Algérie : les entreprises nationales grandes perdantes du plan de relance économique

Par sonia lyes le 17/04/2008 à 16:30

A une année de la fin du second mandat du président Bo^^^^^ika, l'heure des bilans a sonné. Le plan de relance économique de 150 milliards de dollars est quasiment épuisé, avec le lancement de la majorité des projets programmés par le gouvernement. Quelles sont les entreprises qui ont profité des pétrodollars algériens ?

La Chine, l'Espagne, la France, l'Italie, la Russie et les Etats-Unis : ce sont les six pays qui ont profité de la manne pétrolière algérienne depuis 2004. Les Chinois ont eu la part du lion dans le bâtiment (logements location-vente financés en partie par l'Etat), les travaux publics (réalisation des 450 kilomètres de l'autoroute est-ouest) et les chemins de fer. Les entreprises espagnoles ont raflé la mise dans le dessalement de l'eau de mer et ont eu d'importants contrats dans les travaux publics (construction de la deuxième rocade d'Alger) et les chemins de fer. La France demeure le premier fournisseur de l'Algérie et ses entreprises sont largement en tête dans les services (gestion de l'aéroport d'Alger et des eaux de la capitale, etc). L'Italie a eu des contrats dans l'hydraulique et les travaux publics. Les entreprises italiennes profitent de la reconnaissance du gouvernement algérien sur leur présence en Algérie durant les années 1990 malgré le terrorisme. Les Etats-Unis et la Russie dominent deux secteurs stratégiques : les hydrocarbures et l'armement.
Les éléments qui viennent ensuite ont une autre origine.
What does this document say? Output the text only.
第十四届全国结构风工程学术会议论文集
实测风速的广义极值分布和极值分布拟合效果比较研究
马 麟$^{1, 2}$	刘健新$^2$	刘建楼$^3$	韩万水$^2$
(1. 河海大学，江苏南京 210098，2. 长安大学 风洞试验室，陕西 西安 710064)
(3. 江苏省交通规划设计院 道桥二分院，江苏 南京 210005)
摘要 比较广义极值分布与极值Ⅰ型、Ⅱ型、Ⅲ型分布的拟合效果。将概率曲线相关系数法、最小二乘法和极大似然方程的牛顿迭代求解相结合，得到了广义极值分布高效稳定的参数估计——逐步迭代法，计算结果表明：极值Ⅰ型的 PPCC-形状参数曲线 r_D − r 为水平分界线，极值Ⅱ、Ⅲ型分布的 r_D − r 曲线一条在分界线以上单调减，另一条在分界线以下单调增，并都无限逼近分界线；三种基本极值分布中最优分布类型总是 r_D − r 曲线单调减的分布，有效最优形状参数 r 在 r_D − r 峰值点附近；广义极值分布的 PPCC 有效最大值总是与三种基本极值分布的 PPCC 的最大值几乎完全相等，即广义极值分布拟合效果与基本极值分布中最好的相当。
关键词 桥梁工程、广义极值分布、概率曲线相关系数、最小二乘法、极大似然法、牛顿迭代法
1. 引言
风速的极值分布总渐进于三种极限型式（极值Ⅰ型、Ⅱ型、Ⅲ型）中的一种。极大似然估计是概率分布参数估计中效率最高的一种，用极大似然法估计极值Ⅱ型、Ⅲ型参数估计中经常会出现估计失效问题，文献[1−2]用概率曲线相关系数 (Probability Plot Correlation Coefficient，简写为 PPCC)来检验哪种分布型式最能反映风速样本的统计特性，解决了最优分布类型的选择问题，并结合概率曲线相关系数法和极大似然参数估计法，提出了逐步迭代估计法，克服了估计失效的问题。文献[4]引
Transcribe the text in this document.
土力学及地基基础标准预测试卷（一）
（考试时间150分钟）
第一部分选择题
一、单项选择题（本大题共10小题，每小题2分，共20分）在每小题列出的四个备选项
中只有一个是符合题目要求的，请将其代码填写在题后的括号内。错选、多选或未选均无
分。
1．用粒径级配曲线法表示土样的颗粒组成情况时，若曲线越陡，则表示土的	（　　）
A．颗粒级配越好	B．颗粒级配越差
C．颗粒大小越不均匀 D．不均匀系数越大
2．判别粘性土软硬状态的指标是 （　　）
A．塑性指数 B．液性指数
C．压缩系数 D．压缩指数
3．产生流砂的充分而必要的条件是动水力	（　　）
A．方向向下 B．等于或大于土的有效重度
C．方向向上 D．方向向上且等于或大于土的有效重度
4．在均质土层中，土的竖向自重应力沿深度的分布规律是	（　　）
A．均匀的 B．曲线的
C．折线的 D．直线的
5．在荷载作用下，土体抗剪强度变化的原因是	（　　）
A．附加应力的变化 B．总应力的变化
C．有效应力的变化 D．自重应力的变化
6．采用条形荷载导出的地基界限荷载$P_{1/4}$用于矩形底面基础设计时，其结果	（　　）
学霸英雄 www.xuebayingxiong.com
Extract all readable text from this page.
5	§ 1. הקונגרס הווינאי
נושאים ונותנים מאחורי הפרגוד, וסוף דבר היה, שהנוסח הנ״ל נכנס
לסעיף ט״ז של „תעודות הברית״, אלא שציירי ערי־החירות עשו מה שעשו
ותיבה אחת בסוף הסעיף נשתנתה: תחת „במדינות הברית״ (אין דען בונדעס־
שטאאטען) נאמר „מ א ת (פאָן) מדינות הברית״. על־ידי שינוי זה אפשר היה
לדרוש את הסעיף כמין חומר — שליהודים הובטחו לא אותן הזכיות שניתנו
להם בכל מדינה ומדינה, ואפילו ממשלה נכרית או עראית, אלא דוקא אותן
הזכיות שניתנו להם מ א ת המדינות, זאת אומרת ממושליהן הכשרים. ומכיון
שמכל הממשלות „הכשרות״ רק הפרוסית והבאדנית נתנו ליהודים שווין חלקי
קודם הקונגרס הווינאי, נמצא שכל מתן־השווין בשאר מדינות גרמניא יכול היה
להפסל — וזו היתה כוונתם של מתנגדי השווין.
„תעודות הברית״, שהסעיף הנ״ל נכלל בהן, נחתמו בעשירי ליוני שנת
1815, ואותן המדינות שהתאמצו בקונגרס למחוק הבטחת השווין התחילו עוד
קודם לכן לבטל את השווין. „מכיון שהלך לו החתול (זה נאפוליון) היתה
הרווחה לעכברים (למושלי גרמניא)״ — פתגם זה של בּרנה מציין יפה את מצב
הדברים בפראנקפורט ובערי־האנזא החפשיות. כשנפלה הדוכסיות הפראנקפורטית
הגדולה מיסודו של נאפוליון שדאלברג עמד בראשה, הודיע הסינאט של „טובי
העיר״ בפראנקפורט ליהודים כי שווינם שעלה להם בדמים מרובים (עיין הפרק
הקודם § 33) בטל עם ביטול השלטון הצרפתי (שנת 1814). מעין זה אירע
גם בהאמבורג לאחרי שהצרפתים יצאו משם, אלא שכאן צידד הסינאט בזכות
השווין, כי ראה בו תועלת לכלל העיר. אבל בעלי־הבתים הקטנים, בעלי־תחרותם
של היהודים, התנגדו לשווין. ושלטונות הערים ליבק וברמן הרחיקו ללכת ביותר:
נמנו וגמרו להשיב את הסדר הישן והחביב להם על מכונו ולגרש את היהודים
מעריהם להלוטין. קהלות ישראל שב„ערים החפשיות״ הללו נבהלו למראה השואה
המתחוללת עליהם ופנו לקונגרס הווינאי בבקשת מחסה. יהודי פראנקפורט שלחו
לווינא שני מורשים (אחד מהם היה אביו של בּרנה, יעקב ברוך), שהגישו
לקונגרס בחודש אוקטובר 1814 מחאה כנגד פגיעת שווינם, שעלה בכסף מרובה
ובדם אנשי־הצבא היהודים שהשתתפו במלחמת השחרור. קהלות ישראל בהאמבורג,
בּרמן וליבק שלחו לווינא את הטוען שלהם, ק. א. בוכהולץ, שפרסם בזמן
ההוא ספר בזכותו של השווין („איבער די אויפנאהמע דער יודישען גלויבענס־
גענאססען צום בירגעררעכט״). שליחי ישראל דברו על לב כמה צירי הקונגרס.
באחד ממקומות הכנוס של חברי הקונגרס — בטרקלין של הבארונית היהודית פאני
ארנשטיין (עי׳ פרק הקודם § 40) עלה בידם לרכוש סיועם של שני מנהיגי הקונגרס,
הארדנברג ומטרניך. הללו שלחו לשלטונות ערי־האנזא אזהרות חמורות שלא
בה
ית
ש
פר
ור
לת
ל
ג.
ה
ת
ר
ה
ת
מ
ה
Soucieux de mieux répartir le grand gâteau que représente le plan de soutien à la croissance économique de 150 milliards de dollars lancé en 2005, le gouvernement a même modifié le code des marchés publics pour permettre à des entreprises d'un pays de décrocher des contrats juteux. Exemple : le tramway de Constantine a été réservé et attribué à des sociétés de droit Italien, celui d'Oran à des entreprises basées en Espagne et le tramway d'Alger a été réservé aux Français.

Les sociétés nationales n'ont eu que des miettes. Aucun grand projet n'a été attribué aux entreprises algériennes qui se contentent de faire de la sous-traitance pour le compte des groupes étrangers. Le plan de relance économique n'a pas réussi à doter le pays d'entreprises capables de réaliser des infrastructures de base ou même des bâtiments. L'Algérie restera encore dépendante et pour de nombreuses années de l'étranger en matière de construction et de savoir-faire.